On its part, the RTC should have exercised utmost caution, prudence and judiciousness in dealing with the motions for execution against the UP and the garnishment of the UP’s funds. The RTC had no authority to direct the immediate withdrawal of any portion of the garnished funds from the depository banks of the UP. By eschewing utmost caution, prudence and judiciousness in dealing with the execution and garnishment, and by authorizing the withdrawal of the garnished funds of the UP, the RTC acted beyond its jurisdiction, and all its orders and issuances thereon were void and of no legal effect, specifically: (a) the order Judge Yadao issued on January 3, 2007 allowing Stern Builders and dela Cruz to withdraw the deposited garnished amount; (b) the order Judge Yadao issued on January 16, 2007 directing DBP to forthwith release the garnish amount to Stern Builders and dela Cruz; (c) the sheriff’s report of January 17, 2007 manifesting the full satisfaction of the writ of execution; and (d) the order of April 10, 2007 deying the UP’s motion for the redeposit of the withdrawn amount. Hence, such orders and issuances should be struck down without exception.

Considering that the COA still retained its primary jurisdiction to adjudicate money claim, petitioners should have filed a petition for certiorari with this Court pursuant to Section 50 of P.D. No. 1445. Hence, the COA’s refusal to act did not leave the petitioners without any remedy at all.

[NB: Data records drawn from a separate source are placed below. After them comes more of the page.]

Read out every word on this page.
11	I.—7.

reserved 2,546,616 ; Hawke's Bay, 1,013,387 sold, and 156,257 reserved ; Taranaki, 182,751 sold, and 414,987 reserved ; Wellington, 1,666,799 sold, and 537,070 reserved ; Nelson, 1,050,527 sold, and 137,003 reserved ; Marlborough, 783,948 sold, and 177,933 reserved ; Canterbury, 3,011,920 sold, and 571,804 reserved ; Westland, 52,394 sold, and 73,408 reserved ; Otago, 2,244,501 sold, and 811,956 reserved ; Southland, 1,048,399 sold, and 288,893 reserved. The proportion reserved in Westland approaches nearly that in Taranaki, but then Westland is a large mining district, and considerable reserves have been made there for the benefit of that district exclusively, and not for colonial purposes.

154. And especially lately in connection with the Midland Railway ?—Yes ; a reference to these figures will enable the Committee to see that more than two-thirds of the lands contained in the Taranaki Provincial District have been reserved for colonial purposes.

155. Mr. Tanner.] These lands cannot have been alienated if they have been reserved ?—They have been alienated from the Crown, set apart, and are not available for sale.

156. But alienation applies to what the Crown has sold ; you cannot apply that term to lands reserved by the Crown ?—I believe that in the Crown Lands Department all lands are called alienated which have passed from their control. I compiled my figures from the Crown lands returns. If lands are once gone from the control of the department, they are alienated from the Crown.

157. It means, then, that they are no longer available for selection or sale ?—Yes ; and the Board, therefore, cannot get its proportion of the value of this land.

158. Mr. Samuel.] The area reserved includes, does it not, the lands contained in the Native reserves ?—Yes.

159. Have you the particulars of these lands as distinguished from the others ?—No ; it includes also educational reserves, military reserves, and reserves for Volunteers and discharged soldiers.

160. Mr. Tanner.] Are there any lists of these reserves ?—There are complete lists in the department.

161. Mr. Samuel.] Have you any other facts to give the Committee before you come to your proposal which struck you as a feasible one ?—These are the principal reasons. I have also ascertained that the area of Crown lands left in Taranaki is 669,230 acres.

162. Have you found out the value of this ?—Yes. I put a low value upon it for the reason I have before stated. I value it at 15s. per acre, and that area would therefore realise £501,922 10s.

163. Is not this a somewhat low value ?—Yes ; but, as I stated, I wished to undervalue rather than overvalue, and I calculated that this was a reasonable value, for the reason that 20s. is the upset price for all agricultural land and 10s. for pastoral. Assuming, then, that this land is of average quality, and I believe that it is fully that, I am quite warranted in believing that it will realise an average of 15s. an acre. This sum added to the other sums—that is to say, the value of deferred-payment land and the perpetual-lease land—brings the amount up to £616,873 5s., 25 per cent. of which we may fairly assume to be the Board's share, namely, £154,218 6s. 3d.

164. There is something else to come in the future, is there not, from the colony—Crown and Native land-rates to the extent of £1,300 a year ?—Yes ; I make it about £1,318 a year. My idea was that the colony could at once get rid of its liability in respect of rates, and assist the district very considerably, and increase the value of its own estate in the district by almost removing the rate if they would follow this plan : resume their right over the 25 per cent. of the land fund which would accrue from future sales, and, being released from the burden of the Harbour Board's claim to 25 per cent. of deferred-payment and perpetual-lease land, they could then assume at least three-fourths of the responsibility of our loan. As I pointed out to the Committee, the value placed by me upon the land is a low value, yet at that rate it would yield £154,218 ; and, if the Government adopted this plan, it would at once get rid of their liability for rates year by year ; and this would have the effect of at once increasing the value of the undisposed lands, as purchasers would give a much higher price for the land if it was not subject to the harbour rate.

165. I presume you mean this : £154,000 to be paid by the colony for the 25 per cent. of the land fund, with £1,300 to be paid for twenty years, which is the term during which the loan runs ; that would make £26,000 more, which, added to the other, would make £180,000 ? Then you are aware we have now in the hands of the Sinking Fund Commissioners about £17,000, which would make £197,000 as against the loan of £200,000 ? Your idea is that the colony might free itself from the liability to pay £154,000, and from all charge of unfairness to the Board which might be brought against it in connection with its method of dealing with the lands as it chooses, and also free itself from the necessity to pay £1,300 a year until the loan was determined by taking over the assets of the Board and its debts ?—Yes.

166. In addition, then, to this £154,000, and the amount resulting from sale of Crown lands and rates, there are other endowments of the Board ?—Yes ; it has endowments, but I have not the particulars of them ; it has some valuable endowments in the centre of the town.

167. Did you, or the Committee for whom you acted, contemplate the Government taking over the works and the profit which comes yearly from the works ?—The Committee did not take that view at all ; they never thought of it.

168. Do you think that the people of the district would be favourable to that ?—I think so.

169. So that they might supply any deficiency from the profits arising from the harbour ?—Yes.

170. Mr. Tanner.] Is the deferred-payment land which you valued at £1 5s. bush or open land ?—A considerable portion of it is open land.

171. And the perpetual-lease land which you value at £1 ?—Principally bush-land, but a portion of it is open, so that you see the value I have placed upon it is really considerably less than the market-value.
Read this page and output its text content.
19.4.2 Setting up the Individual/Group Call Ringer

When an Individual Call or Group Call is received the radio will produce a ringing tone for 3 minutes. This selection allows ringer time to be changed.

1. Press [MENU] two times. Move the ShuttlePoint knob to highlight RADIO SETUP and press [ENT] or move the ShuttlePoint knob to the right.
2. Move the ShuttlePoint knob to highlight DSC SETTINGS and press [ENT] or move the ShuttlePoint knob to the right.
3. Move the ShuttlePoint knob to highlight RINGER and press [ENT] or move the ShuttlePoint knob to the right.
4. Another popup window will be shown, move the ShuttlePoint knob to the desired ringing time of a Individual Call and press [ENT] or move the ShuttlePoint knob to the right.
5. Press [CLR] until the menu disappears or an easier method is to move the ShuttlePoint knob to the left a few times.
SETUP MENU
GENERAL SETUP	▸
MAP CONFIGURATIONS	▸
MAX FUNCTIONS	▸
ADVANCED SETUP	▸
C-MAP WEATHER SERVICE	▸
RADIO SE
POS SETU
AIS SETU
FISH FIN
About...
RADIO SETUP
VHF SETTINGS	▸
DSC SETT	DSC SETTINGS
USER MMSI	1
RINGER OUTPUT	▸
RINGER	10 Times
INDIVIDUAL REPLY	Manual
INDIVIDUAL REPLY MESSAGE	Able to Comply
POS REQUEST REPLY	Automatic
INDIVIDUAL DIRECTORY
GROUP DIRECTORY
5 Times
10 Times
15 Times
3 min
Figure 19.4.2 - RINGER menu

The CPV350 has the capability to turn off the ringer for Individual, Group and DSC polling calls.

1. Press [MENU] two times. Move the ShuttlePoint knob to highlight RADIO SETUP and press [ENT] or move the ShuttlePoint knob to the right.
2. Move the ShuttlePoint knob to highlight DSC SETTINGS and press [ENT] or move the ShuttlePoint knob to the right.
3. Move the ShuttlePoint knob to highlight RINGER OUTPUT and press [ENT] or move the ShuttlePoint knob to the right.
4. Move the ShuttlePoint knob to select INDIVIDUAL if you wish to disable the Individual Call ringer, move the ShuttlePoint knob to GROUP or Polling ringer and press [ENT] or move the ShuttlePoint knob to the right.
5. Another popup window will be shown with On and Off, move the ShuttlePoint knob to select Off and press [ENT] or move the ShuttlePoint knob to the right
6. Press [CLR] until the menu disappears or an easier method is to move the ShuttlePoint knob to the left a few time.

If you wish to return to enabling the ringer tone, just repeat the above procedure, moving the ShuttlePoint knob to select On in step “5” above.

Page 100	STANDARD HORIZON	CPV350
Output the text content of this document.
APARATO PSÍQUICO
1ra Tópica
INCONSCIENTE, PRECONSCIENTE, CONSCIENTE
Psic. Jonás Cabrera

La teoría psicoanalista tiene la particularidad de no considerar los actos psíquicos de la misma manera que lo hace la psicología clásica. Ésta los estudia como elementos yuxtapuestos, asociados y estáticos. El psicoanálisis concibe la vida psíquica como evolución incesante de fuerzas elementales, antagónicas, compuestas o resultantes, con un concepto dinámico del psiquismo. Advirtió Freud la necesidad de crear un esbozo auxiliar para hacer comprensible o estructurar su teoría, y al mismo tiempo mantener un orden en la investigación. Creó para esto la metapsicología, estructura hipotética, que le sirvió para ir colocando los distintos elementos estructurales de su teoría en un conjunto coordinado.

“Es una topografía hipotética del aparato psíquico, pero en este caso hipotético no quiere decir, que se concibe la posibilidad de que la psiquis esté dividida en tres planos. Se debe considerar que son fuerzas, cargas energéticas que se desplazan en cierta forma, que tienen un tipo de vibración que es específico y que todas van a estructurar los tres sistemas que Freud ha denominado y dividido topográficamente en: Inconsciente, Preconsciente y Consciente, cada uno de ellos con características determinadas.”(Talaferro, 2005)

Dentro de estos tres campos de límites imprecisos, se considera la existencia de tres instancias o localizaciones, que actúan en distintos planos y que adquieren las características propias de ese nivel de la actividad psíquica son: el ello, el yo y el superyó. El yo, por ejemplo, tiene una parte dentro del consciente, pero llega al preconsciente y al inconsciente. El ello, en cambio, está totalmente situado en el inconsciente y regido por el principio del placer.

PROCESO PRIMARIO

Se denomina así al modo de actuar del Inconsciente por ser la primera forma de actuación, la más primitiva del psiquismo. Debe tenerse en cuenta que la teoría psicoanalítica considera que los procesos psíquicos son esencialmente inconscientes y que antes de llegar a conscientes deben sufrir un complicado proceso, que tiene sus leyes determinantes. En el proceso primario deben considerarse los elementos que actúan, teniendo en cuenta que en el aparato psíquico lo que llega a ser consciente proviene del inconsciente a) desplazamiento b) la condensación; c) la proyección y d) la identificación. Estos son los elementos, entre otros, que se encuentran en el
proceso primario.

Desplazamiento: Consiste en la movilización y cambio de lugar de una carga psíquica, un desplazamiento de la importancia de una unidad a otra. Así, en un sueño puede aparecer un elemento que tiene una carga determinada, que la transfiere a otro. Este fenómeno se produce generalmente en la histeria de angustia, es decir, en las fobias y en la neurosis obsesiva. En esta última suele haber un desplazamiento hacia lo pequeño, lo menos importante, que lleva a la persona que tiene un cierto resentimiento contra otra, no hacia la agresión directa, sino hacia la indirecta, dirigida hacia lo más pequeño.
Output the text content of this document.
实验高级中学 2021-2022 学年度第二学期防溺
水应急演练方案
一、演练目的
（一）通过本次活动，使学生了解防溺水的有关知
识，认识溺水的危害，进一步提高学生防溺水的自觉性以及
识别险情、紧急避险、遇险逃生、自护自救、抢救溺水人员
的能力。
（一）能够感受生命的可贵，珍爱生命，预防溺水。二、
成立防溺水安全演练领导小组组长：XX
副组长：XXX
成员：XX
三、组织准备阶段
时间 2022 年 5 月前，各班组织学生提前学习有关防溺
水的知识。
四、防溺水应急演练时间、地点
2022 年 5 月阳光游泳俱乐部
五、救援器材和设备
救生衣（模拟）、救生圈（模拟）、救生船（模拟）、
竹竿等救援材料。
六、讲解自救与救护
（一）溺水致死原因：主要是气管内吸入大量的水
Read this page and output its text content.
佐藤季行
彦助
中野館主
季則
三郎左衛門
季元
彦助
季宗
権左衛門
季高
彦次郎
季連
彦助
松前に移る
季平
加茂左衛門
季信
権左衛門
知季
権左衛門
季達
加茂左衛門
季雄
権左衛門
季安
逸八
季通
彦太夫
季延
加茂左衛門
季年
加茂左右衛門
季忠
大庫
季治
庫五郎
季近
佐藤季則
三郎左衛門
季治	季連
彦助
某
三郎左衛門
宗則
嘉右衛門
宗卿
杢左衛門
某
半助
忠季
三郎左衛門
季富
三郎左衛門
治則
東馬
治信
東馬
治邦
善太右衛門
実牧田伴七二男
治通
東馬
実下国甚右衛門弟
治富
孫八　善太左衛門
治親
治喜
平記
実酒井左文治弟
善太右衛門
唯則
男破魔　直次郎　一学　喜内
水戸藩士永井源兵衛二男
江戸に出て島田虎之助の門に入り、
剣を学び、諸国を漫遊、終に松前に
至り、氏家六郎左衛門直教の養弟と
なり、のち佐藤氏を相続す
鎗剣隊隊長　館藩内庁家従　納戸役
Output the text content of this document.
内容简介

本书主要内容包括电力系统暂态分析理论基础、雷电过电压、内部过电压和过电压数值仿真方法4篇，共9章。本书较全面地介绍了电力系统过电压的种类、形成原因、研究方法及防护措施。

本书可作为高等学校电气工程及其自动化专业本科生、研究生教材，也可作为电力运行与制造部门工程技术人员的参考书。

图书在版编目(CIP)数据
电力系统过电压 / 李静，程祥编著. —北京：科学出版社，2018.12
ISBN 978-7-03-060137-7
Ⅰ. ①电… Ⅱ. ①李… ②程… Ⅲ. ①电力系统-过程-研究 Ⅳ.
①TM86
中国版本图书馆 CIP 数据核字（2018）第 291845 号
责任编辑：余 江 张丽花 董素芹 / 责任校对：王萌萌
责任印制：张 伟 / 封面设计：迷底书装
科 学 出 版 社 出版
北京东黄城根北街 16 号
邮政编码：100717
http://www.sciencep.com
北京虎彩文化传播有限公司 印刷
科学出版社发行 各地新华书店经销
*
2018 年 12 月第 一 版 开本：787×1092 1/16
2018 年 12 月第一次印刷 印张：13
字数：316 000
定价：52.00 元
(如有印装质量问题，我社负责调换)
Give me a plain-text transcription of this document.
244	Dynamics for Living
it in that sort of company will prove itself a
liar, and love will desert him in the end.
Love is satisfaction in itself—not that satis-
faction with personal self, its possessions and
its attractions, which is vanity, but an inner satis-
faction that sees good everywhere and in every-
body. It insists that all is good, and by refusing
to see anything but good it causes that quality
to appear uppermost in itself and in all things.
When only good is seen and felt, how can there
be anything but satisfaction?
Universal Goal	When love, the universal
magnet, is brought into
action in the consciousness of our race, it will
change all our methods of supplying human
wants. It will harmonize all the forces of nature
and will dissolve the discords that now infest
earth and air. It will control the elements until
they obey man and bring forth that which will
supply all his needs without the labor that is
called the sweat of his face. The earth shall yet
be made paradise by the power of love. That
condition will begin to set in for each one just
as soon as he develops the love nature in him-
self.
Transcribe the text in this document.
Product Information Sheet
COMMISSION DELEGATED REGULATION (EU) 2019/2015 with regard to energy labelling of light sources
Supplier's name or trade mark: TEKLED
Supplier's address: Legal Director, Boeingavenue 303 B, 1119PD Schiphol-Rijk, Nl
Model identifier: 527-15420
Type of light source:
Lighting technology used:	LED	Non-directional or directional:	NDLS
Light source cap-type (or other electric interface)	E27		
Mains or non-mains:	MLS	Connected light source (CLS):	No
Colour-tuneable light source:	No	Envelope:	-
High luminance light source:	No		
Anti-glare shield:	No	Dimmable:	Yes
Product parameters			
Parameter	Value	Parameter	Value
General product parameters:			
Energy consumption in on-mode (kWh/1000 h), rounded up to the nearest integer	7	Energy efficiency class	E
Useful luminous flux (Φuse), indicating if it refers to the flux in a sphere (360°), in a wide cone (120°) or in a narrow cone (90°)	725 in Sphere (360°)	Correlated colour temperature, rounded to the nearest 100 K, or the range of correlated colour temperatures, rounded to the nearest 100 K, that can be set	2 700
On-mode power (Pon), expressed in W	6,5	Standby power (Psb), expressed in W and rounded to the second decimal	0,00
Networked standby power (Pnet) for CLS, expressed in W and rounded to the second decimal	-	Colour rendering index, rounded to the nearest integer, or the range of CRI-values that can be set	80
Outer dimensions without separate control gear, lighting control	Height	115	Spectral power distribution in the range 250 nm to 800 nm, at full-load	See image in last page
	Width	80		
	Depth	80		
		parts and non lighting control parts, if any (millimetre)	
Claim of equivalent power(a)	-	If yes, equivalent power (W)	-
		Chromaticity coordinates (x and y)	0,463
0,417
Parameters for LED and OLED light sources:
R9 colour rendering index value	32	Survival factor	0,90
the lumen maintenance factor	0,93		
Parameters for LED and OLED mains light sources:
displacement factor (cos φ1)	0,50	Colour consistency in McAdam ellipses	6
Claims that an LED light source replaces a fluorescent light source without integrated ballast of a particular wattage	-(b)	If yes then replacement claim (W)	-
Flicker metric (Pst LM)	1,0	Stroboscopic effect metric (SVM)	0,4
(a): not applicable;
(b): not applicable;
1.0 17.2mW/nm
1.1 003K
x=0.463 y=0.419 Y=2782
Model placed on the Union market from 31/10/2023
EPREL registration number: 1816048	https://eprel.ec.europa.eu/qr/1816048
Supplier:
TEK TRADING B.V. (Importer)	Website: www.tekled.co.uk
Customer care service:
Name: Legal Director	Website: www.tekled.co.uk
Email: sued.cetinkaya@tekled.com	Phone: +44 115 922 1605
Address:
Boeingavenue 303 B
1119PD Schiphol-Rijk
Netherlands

WHEREFORE, the petition for mandamus is DENIED. Petitioners are enjoined to refile its claim with the Commission on Audit pursuant to P.D. No. 1445.

SO ORDERED.

Velasco, Jr., (Chairperson), Peralta, Abad, and Leonen, JJ., concur.

Endnotes:


1Rollo, pp. 3–24.

2 Id. at 35–43. Penned by then Presiding Judge Ramon A. Cruz.

3 Id. at 42–43.

4 Id. at 5.

5 Id. at 25–34. Penned by Judge Percival Mandap Lopez.

6 Id. at 34.

7 Id. at 117.

8 Id. at 258–259.

9 Id. at 113–114.

10 Id. at 132.

11 Id. at 131.

12 Id. at 135.

13  Id. at 46–47.

14 Id. at 48–49.

15 Sec 35(a). No money shall be paid out of the local treasury except in pursuance of an appropriations ordinance or law.

16 Id. at 73–74.

17 Id. at 75–76.

18 Id. at 95–100.

19 Id. at 101.

20 Id. at 104.

21 Id. at 15.

22 Id. at 17.

23 Id. at 19.

24 G.R. Nos. 89898–99, October 1, 1990, 190 SCRA 206, 212–213.

25 509 Phil. 442, 466 (2005).

26 G.R. No. 181562–63, October 2, 2009, 602 SCRA 601, 608–610.

27 G.R. No. 176831, January 15, 2010, 610 SCRA 211, 216–220.

28Rollo, pp. 68–70.

29 Id. at 95–100.

30 Id. at 101.

31 Id. at 102–103.

32 Id. at 104.

33 555 Phil. 74 (2007).

34National Electrification Administration v. Morales, 555 Phil. 74, 84–87 (2007).